Although this was news last week, it is too important to ignore and so it is summarized here with my editorial comment:

“It’s OK to have your religious views/morals, just don’t impose them on others who believe differently.”

Holding the the federal Defense of Marriage Act (“DOMA”) unconstitutional, The Judges of the US Bankruptcy Court  on June 13, 2011, resoundingly slapped Congress on the wrist for doing so, as follows.  The Court’s Memorandum of Decision speaks for itself:

“Although individual members of Congress have every right to express their views and the views of their constituents with respect to their religious beliefs and principles and their personal standards of who may marry whom, this court cannot conclude that Congress is entitled to solemnize such views in the laws of this nation in disregard of the views, legal status and living arrangements of a significant segment of our citizenry that includes the Debtors in this case. To do so violates the Debtors’ right to equal protection of those laws embodied in the due process clause of the Fifth Amendment.

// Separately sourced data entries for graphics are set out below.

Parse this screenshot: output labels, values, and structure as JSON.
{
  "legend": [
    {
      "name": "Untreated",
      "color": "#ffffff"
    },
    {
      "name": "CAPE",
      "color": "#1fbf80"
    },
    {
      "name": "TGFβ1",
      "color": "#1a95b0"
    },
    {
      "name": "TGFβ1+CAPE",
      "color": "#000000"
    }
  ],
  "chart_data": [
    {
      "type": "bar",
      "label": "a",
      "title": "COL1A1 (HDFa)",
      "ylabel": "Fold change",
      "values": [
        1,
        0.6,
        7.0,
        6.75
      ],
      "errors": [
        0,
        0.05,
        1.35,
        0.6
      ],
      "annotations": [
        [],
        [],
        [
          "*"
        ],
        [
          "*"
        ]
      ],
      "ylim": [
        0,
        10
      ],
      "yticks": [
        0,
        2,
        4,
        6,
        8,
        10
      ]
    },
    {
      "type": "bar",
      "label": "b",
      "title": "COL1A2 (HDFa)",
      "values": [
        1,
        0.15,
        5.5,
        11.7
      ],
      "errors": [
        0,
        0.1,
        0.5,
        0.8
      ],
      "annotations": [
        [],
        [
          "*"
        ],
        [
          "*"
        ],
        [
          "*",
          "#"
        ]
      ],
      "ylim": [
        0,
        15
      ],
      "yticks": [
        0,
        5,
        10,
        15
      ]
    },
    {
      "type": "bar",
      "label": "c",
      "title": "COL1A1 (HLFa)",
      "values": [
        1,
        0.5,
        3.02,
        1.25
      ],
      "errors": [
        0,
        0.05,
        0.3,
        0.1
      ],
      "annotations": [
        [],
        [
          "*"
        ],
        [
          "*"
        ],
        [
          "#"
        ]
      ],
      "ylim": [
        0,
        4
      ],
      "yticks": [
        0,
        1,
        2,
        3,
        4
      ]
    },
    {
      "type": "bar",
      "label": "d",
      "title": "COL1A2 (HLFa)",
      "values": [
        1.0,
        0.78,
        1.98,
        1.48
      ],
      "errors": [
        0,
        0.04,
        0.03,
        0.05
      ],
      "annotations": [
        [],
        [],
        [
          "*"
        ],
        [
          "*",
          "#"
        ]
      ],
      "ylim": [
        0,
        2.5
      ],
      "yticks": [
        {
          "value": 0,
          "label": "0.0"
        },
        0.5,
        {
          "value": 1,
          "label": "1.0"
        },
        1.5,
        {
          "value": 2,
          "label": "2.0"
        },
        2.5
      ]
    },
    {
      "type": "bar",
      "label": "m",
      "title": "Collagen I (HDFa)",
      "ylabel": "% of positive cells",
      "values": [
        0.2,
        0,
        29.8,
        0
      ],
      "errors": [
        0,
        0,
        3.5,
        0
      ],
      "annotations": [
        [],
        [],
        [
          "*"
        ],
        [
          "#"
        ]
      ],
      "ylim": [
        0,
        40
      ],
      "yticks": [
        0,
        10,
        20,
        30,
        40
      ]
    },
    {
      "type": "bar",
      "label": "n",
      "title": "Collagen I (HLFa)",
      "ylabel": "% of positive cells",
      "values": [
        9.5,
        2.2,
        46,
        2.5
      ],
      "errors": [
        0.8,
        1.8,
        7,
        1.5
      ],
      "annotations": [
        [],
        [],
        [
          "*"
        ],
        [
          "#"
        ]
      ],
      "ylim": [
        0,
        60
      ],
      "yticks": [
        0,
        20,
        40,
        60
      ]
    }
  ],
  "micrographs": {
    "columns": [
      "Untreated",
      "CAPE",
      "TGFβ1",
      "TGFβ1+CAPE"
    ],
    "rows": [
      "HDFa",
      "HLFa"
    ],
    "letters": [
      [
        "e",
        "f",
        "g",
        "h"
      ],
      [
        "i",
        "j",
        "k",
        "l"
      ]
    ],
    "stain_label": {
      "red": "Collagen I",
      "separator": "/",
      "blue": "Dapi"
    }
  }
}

“… In the court’s final analysis, the government’s only basis for supporting DOMA comes down to an apparent belief that the moral views of the majority may properly be enacted as the law of the land in regard to state-sanctioned same-sex marriage in disregard of the personal status and living conditions of a significant segment of our pluralistic society. Such a view is not consistent with the evidence or the law as embodied in the Fifth Amendment with respect to the thoughts expressed in this decision. The court has no doubt about its conclusion: the Debtors have made their case persuasively that DOMA deprives them of the equal protection of the law to which they are entitled. The court is of the opinion that the Debtors have met their high burden of overcoming the presumption of the constitutionality of DOMA. ”

In re Balas and Morales, US Bankruptcy Court, Central District, Case no. 2:11-bk-17831-TD, Memorandum of Decision, filed and entered 6/13/11, p. 19, l. 3 to p. 20, l. 2.